Brzydzą mnie lekko państwa narodowe. Proszę sobie wyobrazić, że wszyscy wyglądają tak samo, jedzą to samo, chodzą do tego samego kościoła. Na szczęście w Europie tego nie ma, Stary Kontynent zmierza w stronę Europy regionów i małych ojczyzn. Dopiero teraz zaczynamy sobie uświadamiać, jakie są nasze korzenie. Minął czas machania szablą i walki o niepodległość, teraz w końcu mamy czas, żeby poszukać różnic i zastanowić się, kim tak naprawdę jesteśmy.

A jak ma się sztuka jedzenia do sztuki rządzenia? Mówiliśmy o upodobaniach kulinarnych, a raczej ich braku, u Hitlera. Piłsudski prawie wcale nie jadł, dziwaczne zwyczaje kulinarne miał też Napoleon. Można poznać, jak ktoś lubi jeść, po stylu rządzenia?

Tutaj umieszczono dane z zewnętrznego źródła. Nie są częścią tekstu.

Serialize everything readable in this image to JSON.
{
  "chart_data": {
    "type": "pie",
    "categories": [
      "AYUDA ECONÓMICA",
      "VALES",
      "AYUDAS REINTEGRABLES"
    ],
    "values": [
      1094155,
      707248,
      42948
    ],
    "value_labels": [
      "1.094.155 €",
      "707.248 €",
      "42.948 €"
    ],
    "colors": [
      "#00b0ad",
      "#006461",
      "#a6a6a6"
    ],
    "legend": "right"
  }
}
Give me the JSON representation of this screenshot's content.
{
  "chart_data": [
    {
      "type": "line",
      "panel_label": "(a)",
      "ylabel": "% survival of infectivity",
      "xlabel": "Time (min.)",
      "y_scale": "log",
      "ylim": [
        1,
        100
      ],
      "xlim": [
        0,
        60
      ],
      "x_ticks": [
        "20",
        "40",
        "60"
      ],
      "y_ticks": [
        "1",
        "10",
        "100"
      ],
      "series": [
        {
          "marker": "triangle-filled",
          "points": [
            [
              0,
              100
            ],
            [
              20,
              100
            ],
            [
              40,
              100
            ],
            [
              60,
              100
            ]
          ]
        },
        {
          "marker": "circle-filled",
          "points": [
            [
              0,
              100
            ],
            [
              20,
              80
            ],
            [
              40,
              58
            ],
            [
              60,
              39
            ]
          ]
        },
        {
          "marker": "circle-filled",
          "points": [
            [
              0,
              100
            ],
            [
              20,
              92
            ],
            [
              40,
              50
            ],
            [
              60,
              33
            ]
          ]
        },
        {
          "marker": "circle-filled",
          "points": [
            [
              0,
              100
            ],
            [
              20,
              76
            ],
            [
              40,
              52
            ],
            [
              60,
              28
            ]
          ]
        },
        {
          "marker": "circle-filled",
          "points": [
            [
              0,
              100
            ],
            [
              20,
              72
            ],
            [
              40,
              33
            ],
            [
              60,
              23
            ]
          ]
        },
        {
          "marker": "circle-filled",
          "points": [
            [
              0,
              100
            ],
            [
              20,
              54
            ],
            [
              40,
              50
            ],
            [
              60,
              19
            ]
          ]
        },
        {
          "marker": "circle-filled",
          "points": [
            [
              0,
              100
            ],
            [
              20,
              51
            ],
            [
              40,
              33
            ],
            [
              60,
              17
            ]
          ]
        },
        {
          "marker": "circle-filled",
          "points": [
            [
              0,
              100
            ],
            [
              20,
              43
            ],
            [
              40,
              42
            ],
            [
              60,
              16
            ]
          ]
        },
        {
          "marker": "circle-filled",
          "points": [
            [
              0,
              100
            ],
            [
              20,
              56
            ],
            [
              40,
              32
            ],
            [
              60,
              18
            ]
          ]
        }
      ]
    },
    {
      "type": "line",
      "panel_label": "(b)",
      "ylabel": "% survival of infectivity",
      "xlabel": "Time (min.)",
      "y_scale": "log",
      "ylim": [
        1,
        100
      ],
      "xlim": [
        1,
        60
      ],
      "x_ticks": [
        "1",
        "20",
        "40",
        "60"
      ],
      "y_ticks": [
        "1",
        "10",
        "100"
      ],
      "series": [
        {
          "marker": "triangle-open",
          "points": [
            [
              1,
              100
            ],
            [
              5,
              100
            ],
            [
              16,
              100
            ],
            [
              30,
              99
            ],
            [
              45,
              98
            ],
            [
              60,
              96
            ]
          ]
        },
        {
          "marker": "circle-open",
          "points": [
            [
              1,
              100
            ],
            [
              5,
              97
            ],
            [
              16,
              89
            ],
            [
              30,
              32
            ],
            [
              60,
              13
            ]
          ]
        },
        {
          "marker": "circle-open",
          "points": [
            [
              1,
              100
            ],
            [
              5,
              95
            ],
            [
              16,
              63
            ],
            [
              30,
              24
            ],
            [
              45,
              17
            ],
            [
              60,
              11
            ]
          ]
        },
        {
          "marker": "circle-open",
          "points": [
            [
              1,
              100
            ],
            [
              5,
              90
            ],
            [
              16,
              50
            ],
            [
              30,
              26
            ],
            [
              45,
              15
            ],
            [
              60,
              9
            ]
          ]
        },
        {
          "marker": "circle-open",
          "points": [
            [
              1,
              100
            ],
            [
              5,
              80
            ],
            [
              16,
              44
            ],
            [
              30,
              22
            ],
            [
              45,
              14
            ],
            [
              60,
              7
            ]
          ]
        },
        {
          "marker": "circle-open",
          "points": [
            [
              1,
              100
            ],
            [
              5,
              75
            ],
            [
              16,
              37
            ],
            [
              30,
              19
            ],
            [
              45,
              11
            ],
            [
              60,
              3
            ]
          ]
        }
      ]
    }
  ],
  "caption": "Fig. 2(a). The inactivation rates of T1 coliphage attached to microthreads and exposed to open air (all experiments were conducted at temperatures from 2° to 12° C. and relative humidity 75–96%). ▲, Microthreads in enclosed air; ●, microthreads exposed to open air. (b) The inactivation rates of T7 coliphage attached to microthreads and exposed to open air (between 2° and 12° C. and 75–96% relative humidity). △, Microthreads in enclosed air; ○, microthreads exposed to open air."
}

Na pewno można powiedzieć, że ktoś, kto lubi dobrze zjeść, kto interesuje się kuchnią, nie powinien być nacjonalistą. Z bardzo prostego powodu, bowiem kuchnia narodowa nie istnieje. Nie ma kuchni włoskiej, nie można mówić o kuchni francuskiej - są kuchnie regionalne, nie narodowe. Sycylię i Piemont dzieli kulinarna przepaść. Niemcy w Szwarcwaldzie jedzą co innego niż w Saksonii. Kuchnia alzacka nie jest ani francuska, ani niemiecka, jest alzacka. Kuchnia Południowego Tyrolu jest włoska czy austriacka? Jest południowotyrolska. Zwarta, niepodzielna i wspólna wszystkim obywatelom kuchnia narodowa to najczęściej dwudziestowieczny mit, mający uwierzytelnić nowe twory państwowe.

A gdyby miał Pan wskazać, kto w polskiej polityce lubi i potrafi dobrze zjeść?

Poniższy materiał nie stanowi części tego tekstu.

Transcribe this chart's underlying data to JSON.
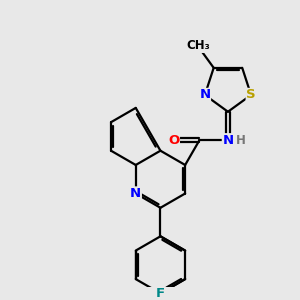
{
  "bg_color": "#e8e8e8",
  "atom_colors": {
    "C": "#000000",
    "N": "#0000ff",
    "O": "#ff0000",
    "S": "#b8a000",
    "F": "#008888",
    "H": "#777777",
    "NH": "#0000ff"
  },
  "bond_color": "#000000",
  "bond_width": 1.6,
  "font_size": 9.5,
  "title": ""
}
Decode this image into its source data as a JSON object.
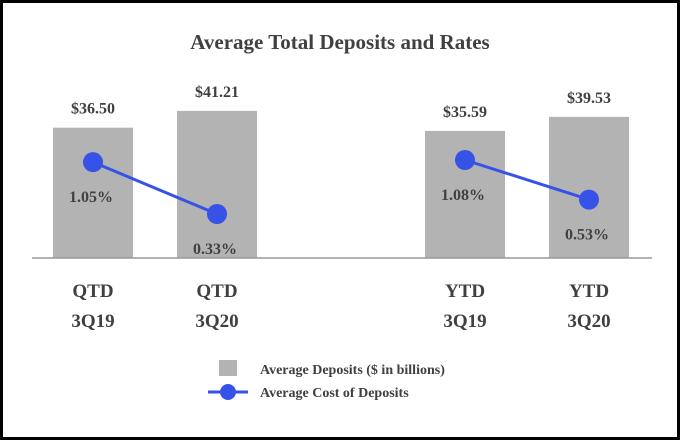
{
  "chart_data": {
    "type": "bar",
    "title": "Average Total Deposits and Rates",
    "categories": [
      [
        "QTD",
        "3Q19"
      ],
      [
        "QTD",
        "3Q20"
      ],
      [
        "YTD",
        "3Q19"
      ],
      [
        "YTD",
        "3Q20"
      ]
    ],
    "series": [
      {
        "name": "Average Deposits ($ in billions)",
        "type": "bar",
        "values": [
          36.5,
          41.21,
          35.59,
          39.53
        ],
        "labels": [
          "$36.50",
          "$41.21",
          "$35.59",
          "$39.53"
        ],
        "color": "#b3b3b3"
      },
      {
        "name": "Average Cost of Deposits",
        "type": "line",
        "values": [
          1.05,
          0.33,
          1.08,
          0.53
        ],
        "labels": [
          "1.05%",
          "0.33%",
          "1.08%",
          "0.53%"
        ],
        "color": "#3752e6",
        "segments": [
          [
            0,
            1
          ],
          [
            2,
            3
          ]
        ]
      }
    ],
    "legend_position": "bottom-center",
    "grid": false
  }
}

Kiedy patrzę na to, co się dzieje w polskiej polityce, dość oczywiste wydaje mi się, że smakoszy tam jak na lekarstwo. Pan Janusz Palikot na przykład wygląda mi na lubiącego życie w wielu jego przejawach, ale przecież to zdaje się jego niegdysiejsza firma odpowiada za wypuszczenie na rynek okropnego gazowanego sikacza, udającego wino musujące, którym prześladowano mnie już nieraz podczas różnych okazji, gdyż ten okropny trunek, którego również nazwa nie jest w stanie przejść mi przez usta, zalał i nadal zalewa kraj z powodu swej nikczemnie niskiej ceny. I jak tu teraz ludzie, którzy nie zawsze wiedzą, że wino powstaje z winogron, mają uwierzyć, że coś, co naprawdę fermentuje drugi raz w butelce i ma naturalne bąbelki, musi kosztować więcej niż dychę? Tak więc o politykach wolałbym się nie wypowiadać, bo ich nie znam, a powierzchowny ogląd może mylić.
Ale dzisiaj powoli uczymy się, że szampan to szampan, i przestają nam się podobać substytuty.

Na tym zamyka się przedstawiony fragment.